Taste / Paladar 

Esta manhã, ao chegar ao trabalho, deparei-me com um grupo de colegas a relembrar, num apurado tom nostálgico, os doces que comiam quando eram crianças. Entre sabores e marcas, o reavivar da memória aconteceu, sobretudo a memória do paladar. 
Olhando para trás, para três dezenas de anos atrás pelos menos ( ainda não tenho problemas de vista ao longe), vi a saborosa inconsciência da infância. Se fosse doce era delicioso! 

Agora, em idade adulta, o sabor da inconsciência pode tornar-se muito amargo. Aprendemos que nem tudo o que é doce é favorável. Percebemos também que neste breve regresso ao passado, a conversa, aparentemente banal, significa que sentimos profundamente a falta de comer livremente, de saborear sem a frequente pitada de preocupação que se tornou o acompanhamento obrigatório das mais variadas refeições que fazemos ao longo do dia. Recordamos para viver, mas também para perceber o ponto onde chegámos.

E chegámos aqui: a um mundo gastronómico diferente. Muito diferente. Neste canto do mundo onde me encontro, a variedade de alimentos é extensa, mas a qualidade é reduzida. Somos constantemente abordados por demasiadas opiniões sobre a alimentação correta. Vitamina a menos faz mal, vitamina em excesso não faz bem. Se comemos biológico temos de ter cuidado com os pesticidas. Se comemos plástico, parecemos um ecoponto! Uns adoecem por não comer, outros por ingerir alimentos desnutridos. 

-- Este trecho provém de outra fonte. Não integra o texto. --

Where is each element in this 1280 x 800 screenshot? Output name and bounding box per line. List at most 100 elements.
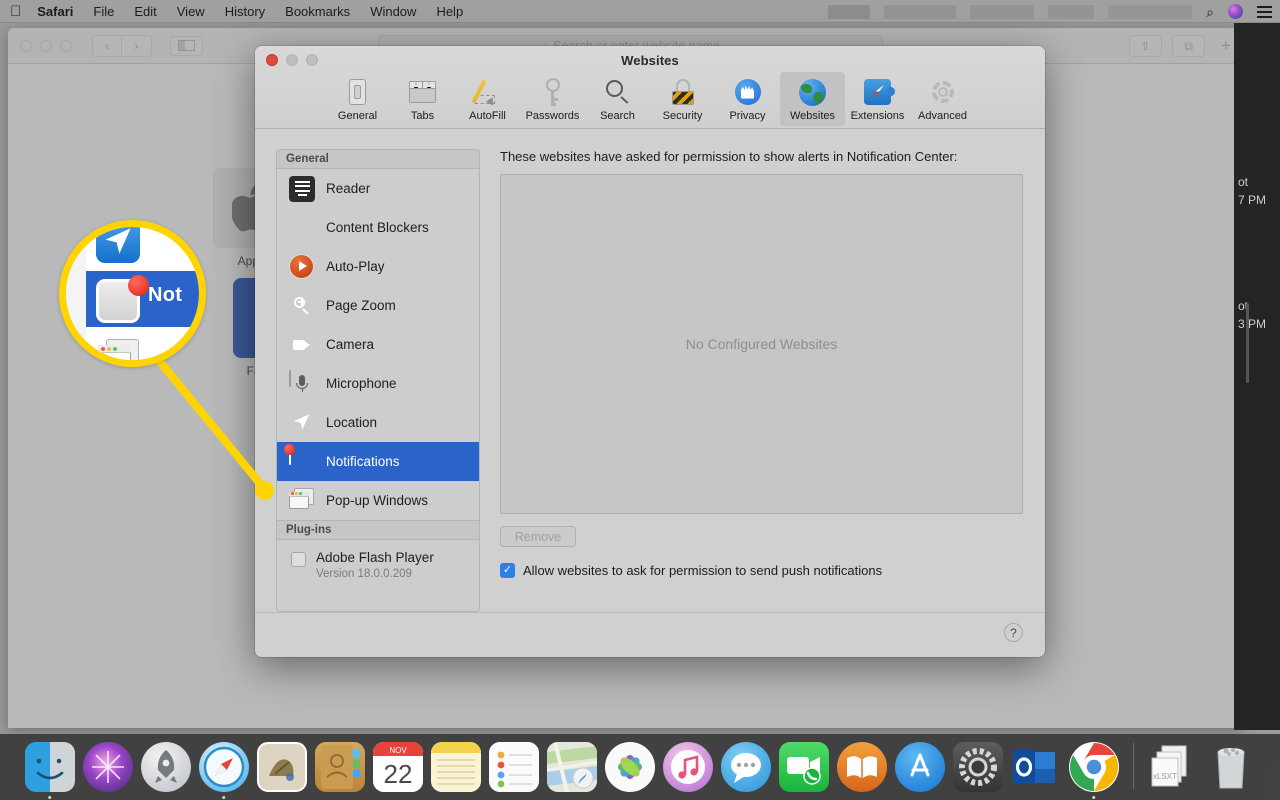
sidebar-item-location[interactable]: Location [277,403,479,442]
dock-item-messages[interactable] [720,742,771,792]
dock-item-itunes[interactable] [662,742,713,792]
sidebar-item-content-blockers[interactable]: Content Blockers [277,208,479,247]
autofill-icon [455,75,520,109]
preferences-titlebar: Websites General × + Tabs AutoFill Passwo… [255,46,1045,129]
notification-scrollbar[interactable] [1246,303,1249,383]
websites-category-sidebar[interactable]: General Reader Content Blockers Auto-Pla… [276,149,480,612]
nav-buttons[interactable]: ‹ › [92,34,152,57]
tab-extensions[interactable]: Extensions [845,72,910,126]
dock-item-launchpad[interactable] [140,742,191,792]
status-item-blob[interactable] [884,4,957,19]
photos-icon [604,742,655,792]
dock-item-reminders[interactable] [488,742,539,792]
sidebar-item-camera[interactable]: Camera [277,325,479,364]
dock-item-siri[interactable] [82,742,133,792]
menu-history[interactable]: History [225,4,265,19]
remove-button[interactable]: Remove [500,526,576,547]
show-tabs-button[interactable]: ⧉ [1172,35,1205,57]
magnified-label: Not [148,284,183,306]
tab-autofill[interactable]: AutoFill [455,72,520,126]
tab-tabs[interactable]: × + Tabs [390,72,455,126]
configured-websites-list[interactable]: No Configured Websites [500,174,1023,514]
close-button[interactable] [20,39,32,52]
menu-help[interactable]: Help [436,4,463,19]
menu-edit[interactable]: Edit [134,4,156,19]
zoom-button[interactable] [306,54,318,66]
dock-item-notes[interactable] [430,742,481,792]
sidebar-item-label: Notifications [326,454,400,469]
dock-item-trash[interactable] [1206,742,1256,792]
dock-item-safari[interactable] [198,742,249,799]
sidebar-item-auto-play[interactable]: Auto-Play [277,247,479,286]
menu-file[interactable]: File [93,4,114,19]
dock-item-outlook[interactable] [1011,742,1061,792]
allow-push-notifications-row[interactable]: ✓ Allow websites to ask for permission t… [500,563,1023,578]
plugin-name: Adobe Flash Player [316,550,434,565]
reminders-icon [488,742,539,792]
sidebar-item-notifications[interactable]: Notifications [277,442,479,481]
dock-item-finder[interactable] [24,742,75,799]
itunes-icon [662,742,713,792]
menu-safari[interactable]: Safari [37,4,73,19]
dock-item-facetime[interactable] [778,742,829,792]
forward-button[interactable]: › [122,36,151,56]
menu-window[interactable]: Window [370,4,416,19]
tab-websites[interactable]: Websites [780,72,845,126]
menu-view[interactable]: View [177,4,205,19]
zoom-button[interactable] [60,39,72,52]
tab-security[interactable]: Security [650,72,715,126]
chrome-icon [1068,742,1119,792]
app-store-icon [894,742,945,792]
dock-item-mail[interactable] [256,742,307,792]
dock-item-app-store[interactable] [894,742,945,792]
tab-search[interactable]: Search [585,72,650,126]
search-icon[interactable]: ⌕ [1206,5,1214,19]
tab-label: Tabs [410,110,435,122]
status-item-blob[interactable] [828,4,871,19]
sidebar-item-popup-windows[interactable]: Pop-up Windows [277,481,479,520]
dock-item-chrome[interactable] [1068,742,1119,799]
sidebar-item-label: Location [326,415,378,430]
dock-item-documents-stack[interactable]: xLSXT [1148,742,1198,792]
control-center-icon[interactable] [1257,5,1272,18]
pane-description: These websites have asked for permission… [500,149,958,164]
clock-blob[interactable] [1108,4,1193,19]
tab-general[interactable]: General [325,72,390,126]
sidebar-toggle-button[interactable] [170,35,203,56]
tab-advanced[interactable]: Advanced [910,72,975,126]
dock-item-ibooks[interactable] [836,742,887,792]
finder-icon [24,742,75,792]
minimize-button[interactable] [40,39,52,52]
dock-item-calendar[interactable]: NOV 22 [372,742,423,792]
notification-item[interactable]: ot 3 PM [1234,297,1280,333]
safari-traffic-lights[interactable] [20,39,72,52]
apple-menu-icon[interactable]:  [10,4,21,19]
sidebar-item-microphone[interactable]: Microphone [277,364,479,403]
help-button[interactable]: ? [1004,623,1023,642]
allow-push-checkbox[interactable]: ✓ [500,563,515,578]
menu-bookmarks[interactable]: Bookmarks [285,4,350,19]
tab-passwords[interactable]: Passwords [520,72,585,126]
siri-icon [82,742,133,792]
status-item-blob[interactable] [1048,4,1095,19]
tab-label: Search [600,110,635,122]
preferences-traffic-lights[interactable] [266,54,318,66]
plugin-checkbox[interactable] [291,552,306,567]
dock-item-maps[interactable] [546,742,597,792]
minimize-button[interactable] [286,54,298,66]
dock-item-system-preferences[interactable] [952,742,1003,792]
macos-menu-bar:  Safari File Edit View History Bookmark… [0,0,1280,23]
magnified-location-icon [96,227,140,263]
dock-item-contacts[interactable] [314,742,365,792]
sidebar-item-reader[interactable]: Reader [277,169,479,208]
notification-item[interactable]: ot 7 PM [1234,173,1280,209]
close-button[interactable] [266,54,278,66]
siri-icon[interactable] [1228,4,1243,19]
dock-item-photos[interactable] [604,742,655,792]
tab-privacy[interactable]: Privacy [715,72,780,126]
plugin-row-adobe-flash-player[interactable]: Adobe Flash Player Version 18.0.0.209 [277,540,479,580]
back-button[interactable]: ‹ [93,35,122,56]
status-item-blob[interactable] [970,4,1035,19]
sidebar-item-page-zoom[interactable]: Page Zoom [277,286,479,325]
share-button[interactable]: ⇧ [1129,35,1162,57]
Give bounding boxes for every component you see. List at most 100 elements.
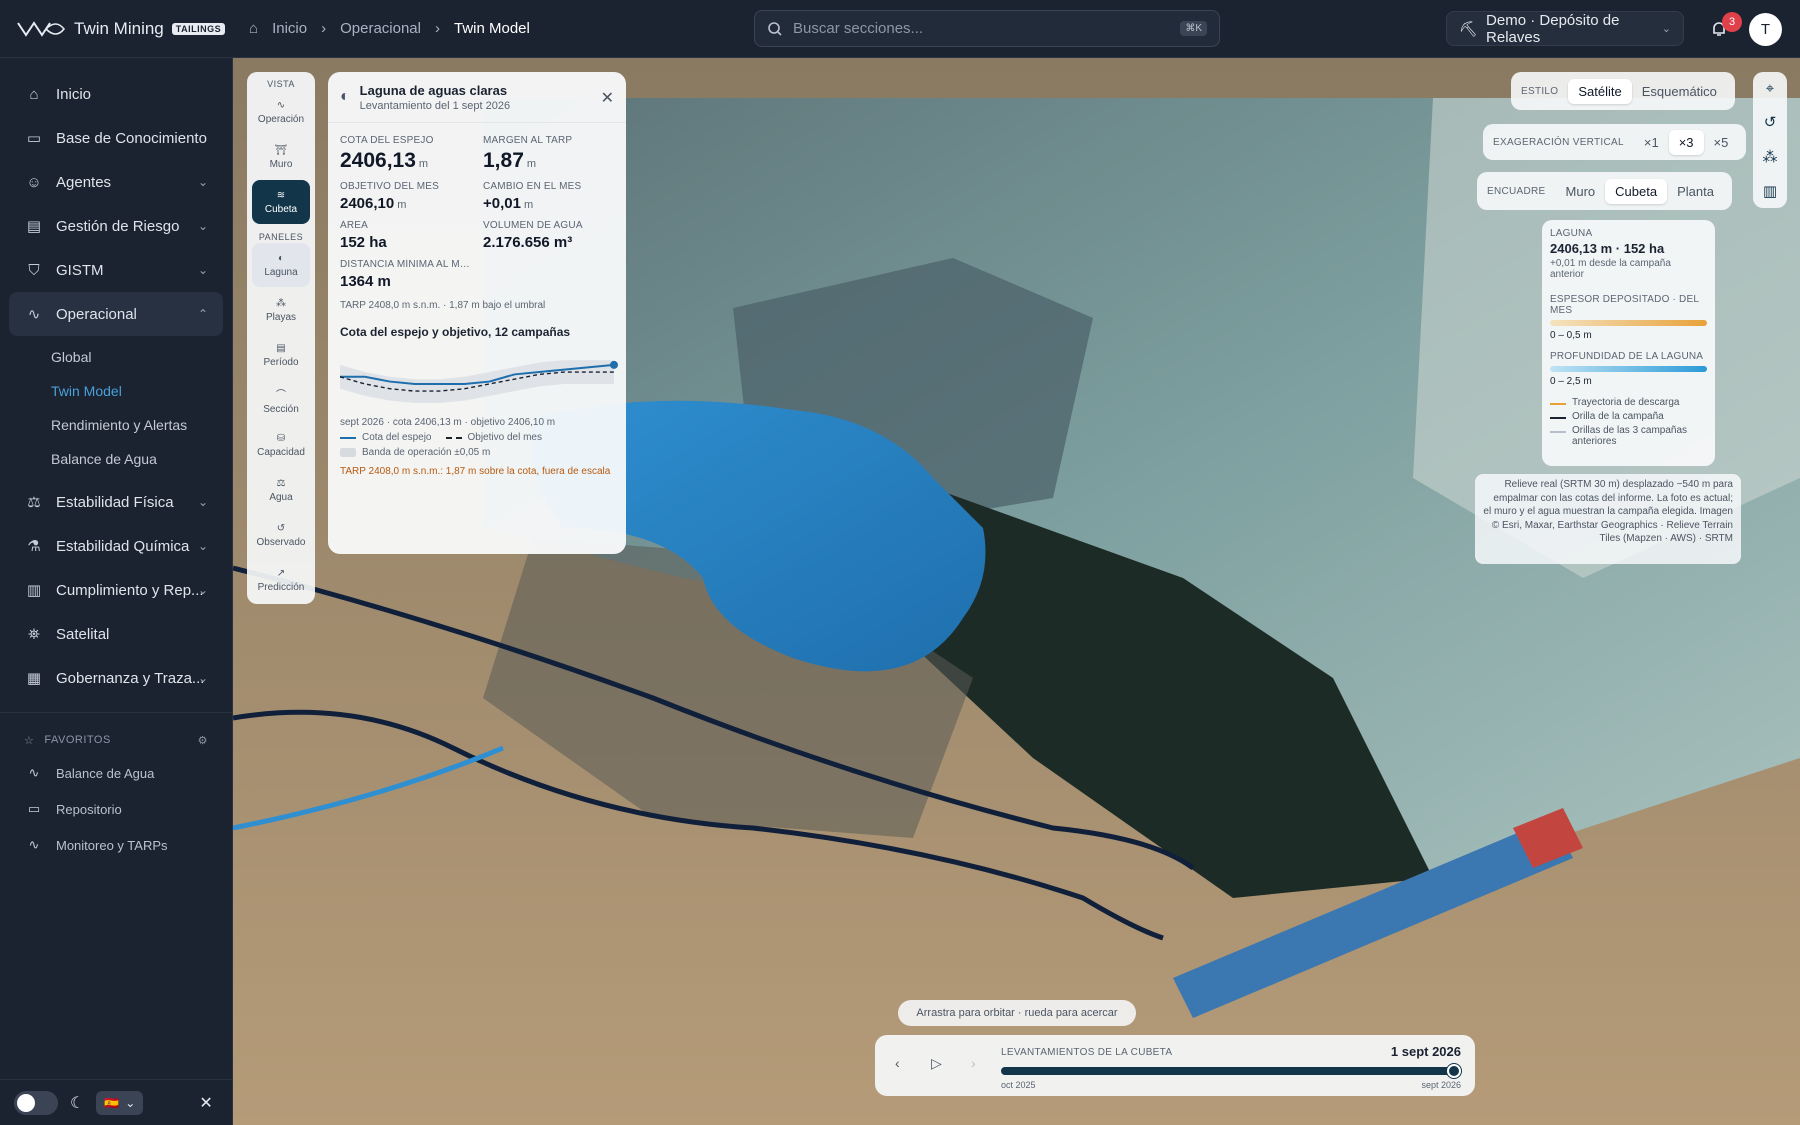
theme-toggle[interactable] <box>14 1090 58 1115</box>
layers-icon[interactable]: ⁂ <box>1763 148 1778 166</box>
sidebar-item-satelital[interactable]: ⛯ Satelital <box>0 612 232 656</box>
tool-rail: VISTA ∿ Operación ⛩ Muro ≋ Cubeta PANELES ◐… <box>247 72 315 604</box>
sidebar-item-gistm[interactable]: ⛉ GISTM ⌄ <box>0 248 232 292</box>
search-box[interactable]: ⌘K <box>754 10 1220 47</box>
timeline-start: oct 2025 <box>1001 1080 1036 1090</box>
profundidad-title: PROFUNDIDAD DE LA LAGUNA <box>1550 351 1704 362</box>
sidebar-item-estabilidad-fisica[interactable]: ⚖ Estabilidad Física ⌄ <box>0 480 232 524</box>
panel-capacidad-button[interactable]: ⛁ Capacidad <box>252 423 310 467</box>
panel-agua-button[interactable]: ⚖ Agua <box>252 468 310 512</box>
rail-label: Cubeta <box>264 203 298 215</box>
sidebar-item-gestion-riesgo[interactable]: ▤ Gestión de Riesgo ⌄ <box>0 204 232 248</box>
book-icon: ▭ <box>27 801 41 816</box>
metric-label: OBJETIVO DEL MES <box>340 181 439 192</box>
sidebar-subitem-twin-model[interactable]: Twin Model <box>0 374 232 408</box>
panel-title: Laguna de aguas claras <box>359 82 508 98</box>
sidebar-item-label: GISTM <box>56 261 104 279</box>
avatar[interactable]: T <box>1749 13 1782 46</box>
favorite-monitoreo[interactable]: ∿ Monitoreo y TARPs <box>0 827 232 863</box>
waves-icon: ≋ <box>276 189 286 201</box>
sidebar-item-inicio[interactable]: ⌂ Inicio <box>0 72 232 116</box>
sidebar-item-estabilidad-quimica[interactable]: ⚗ Estabilidad Química ⌄ <box>0 524 232 568</box>
chevron-right-icon[interactable]: › <box>971 1055 976 1071</box>
divider <box>0 712 232 713</box>
panel-prediccion-button[interactable]: ↗ Predicción <box>252 558 310 602</box>
timeline-handle[interactable] <box>1447 1064 1461 1078</box>
sidebar-item-label: Agentes <box>56 173 112 191</box>
view-muro-button[interactable]: ⛩ Muro <box>252 135 310 179</box>
settings-sliders-icon[interactable]: ⚙ <box>198 734 208 747</box>
sidebar-item-gobernanza[interactable]: ▦ Gobernanza y Traza... ⌄ <box>0 656 232 700</box>
metric-number: 152 ha <box>340 234 387 251</box>
style-satelite-button[interactable]: Satélite <box>1568 78 1632 104</box>
terrain-map[interactable]: VISTA ∿ Operación ⛩ Muro ≋ Cubeta PANELES ◐… <box>233 58 1800 1125</box>
notifications-button[interactable]: 3 <box>1704 12 1742 44</box>
favorite-repositorio[interactable]: ▭ Repositorio <box>0 791 232 827</box>
panel-subtitle: Levantamiento del 1 sept 2026 <box>359 99 511 112</box>
sidebar-subitem-balance-agua[interactable]: Balance de Agua <box>0 442 232 476</box>
sidebar: ⌂ Inicio ▭ Base de Conocimiento ☺ Agentes ⌄ … <box>0 58 233 1125</box>
home-icon[interactable]: ⌂ <box>249 20 258 37</box>
sidebar-item-label: Inicio <box>56 85 92 103</box>
profundidad-range: 0 – 2,5 m <box>1550 376 1592 387</box>
chevron-left-icon[interactable]: ‹ <box>895 1055 900 1071</box>
legend-label: Objetivo del mes <box>467 432 542 443</box>
legend-label: Cota del espejo <box>362 432 432 443</box>
style-label: ESTILO <box>1521 85 1559 97</box>
style-esquematico-button[interactable]: Esquemático <box>1632 79 1727 104</box>
logo-icon <box>17 20 66 37</box>
metric-cota: COTA DEL ESPEJO 2406,13 m <box>340 135 483 173</box>
breadcrumb-operacional[interactable]: Operacional <box>340 20 421 37</box>
sidebar-subitem-rendimiento[interactable]: Rendimiento y Alertas <box>0 408 232 442</box>
frame-cubeta-button[interactable]: Cubeta <box>1605 178 1668 204</box>
project-selector[interactable]: ⛏ Demo · Depósito de Relaves ⌄ <box>1446 11 1684 46</box>
view-cubeta-button[interactable]: ≋ Cubeta <box>252 180 310 224</box>
breadcrumb-current: Twin Model <box>453 20 530 37</box>
favorite-balance-agua[interactable]: ∿ Balance de Agua <box>0 755 232 791</box>
style-control: ESTILO Satélite Esquemático <box>1511 72 1735 110</box>
frame-planta-button[interactable]: Planta <box>1667 179 1724 204</box>
favorites-title: FAVORITOS <box>44 734 111 746</box>
search-icon <box>768 21 782 36</box>
close-icon[interactable]: ✕ <box>601 88 614 108</box>
metric-label: CAMBIO EN EL MES <box>483 181 582 192</box>
panel-playas-button[interactable]: ⁂ Playas <box>252 288 310 332</box>
legend-swatch-band <box>340 448 356 457</box>
frame-muro-button[interactable]: Muro <box>1556 179 1606 204</box>
sidebar-subitem-global[interactable]: Global <box>0 340 232 374</box>
columns-icon[interactable]: ▥ <box>1763 182 1777 200</box>
sidebar-item-agentes[interactable]: ☺ Agentes ⌄ <box>0 160 232 204</box>
legend-delta: +0,01 m desde la campaña anterior <box>1550 258 1671 280</box>
panel-seccion-button[interactable]: ⌒ Sección <box>252 378 310 422</box>
exag-x5-button[interactable]: ×5 <box>1704 130 1739 155</box>
metric-value: 2406,13 m <box>340 149 483 173</box>
legend-shore: Orilla de la campaña <box>1550 411 1707 422</box>
exag-x1-button[interactable]: ×1 <box>1634 130 1669 155</box>
sidebar-item-label: Estabilidad Química <box>56 537 190 555</box>
exag-x3-button[interactable]: ×3 <box>1668 129 1704 155</box>
brand[interactable]: Twin Mining TAILINGS <box>0 19 233 39</box>
sidebar-item-base-conocimiento[interactable]: ▭ Base de Conocimiento <box>0 116 232 160</box>
sidebar-item-operacional[interactable]: ∿ Operacional ⌃ <box>9 292 223 336</box>
reset-view-icon[interactable]: ↺ <box>1764 113 1777 131</box>
compass-icon[interactable]: ⌖ <box>1766 80 1774 97</box>
sidebar-item-cumplimiento[interactable]: ▥ Cumplimiento y Rep... ⌄ <box>0 568 232 612</box>
rail-label: Playas <box>265 311 296 323</box>
rail-label: Predicción <box>257 581 305 593</box>
breadcrumb-inicio[interactable]: Inicio <box>272 20 307 37</box>
chart-caption: sept 2026 · cota 2406,13 m · objetivo 24… <box>340 417 556 428</box>
panel-laguna-button[interactable]: ◐ Laguna <box>252 243 310 287</box>
view-operacion-button[interactable]: ∿ Operación <box>252 90 310 134</box>
timeline-slider[interactable] <box>1001 1064 1461 1078</box>
metrics-grid: COTA DEL ESPEJO 2406,13 m MARGEN AL TARP 1,… <box>328 123 626 290</box>
pin-off-icon[interactable]: ✕ <box>199 1093 212 1113</box>
timeline-end: sept 2026 <box>1421 1080 1461 1090</box>
panel-observado-button[interactable]: ↺ Observado <box>252 513 310 557</box>
network-icon: ⁂ <box>276 297 286 309</box>
play-icon[interactable]: ▷ <box>931 1055 942 1072</box>
legend-swatch-cota <box>340 436 356 439</box>
language-selector[interactable]: 🇪🇸 ⌄ <box>96 1090 144 1115</box>
panel-periodo-button[interactable]: ▤ Período <box>252 333 310 377</box>
search-input[interactable] <box>793 20 1171 37</box>
metric-number: 1,87 <box>483 149 524 172</box>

Olhando para trás, para três dezenas de anos atrás pelos menos, lamento a saborosa inconsciência da infância.

Photo: unplash

Go / Vai

Há quem sonhe a dormir. Há quem sonhe acordado. Eu não sou excepção, sonho das duas maneiras. Mas confesso que sonho muito  mais acordada, o que para mim é uma vantagem porque me lembro de tudo e até tiro notas! 

A propósito de sonhar acordada, descobri o blog da Jo. Primeiro viajei com ela, agora consulto-o para futuras viagens que, de momento, ainda não passaram de sonho. Como sempre, o que considero bom para mim,  partilho. Portanto Aqui fica o link: http://jolandblog.com/cronicas-de-viagem/

June / Junho

Finalmente chegámos ao mês de Junho. É o meu mês preferido por várias razões. Uma delas, a mais leve, é porque o tempo já permite que as roupas pesadas nas cores e na textura sejam substituídas pelos tecidos coloridos e fluidos que o fim da primavera exibe.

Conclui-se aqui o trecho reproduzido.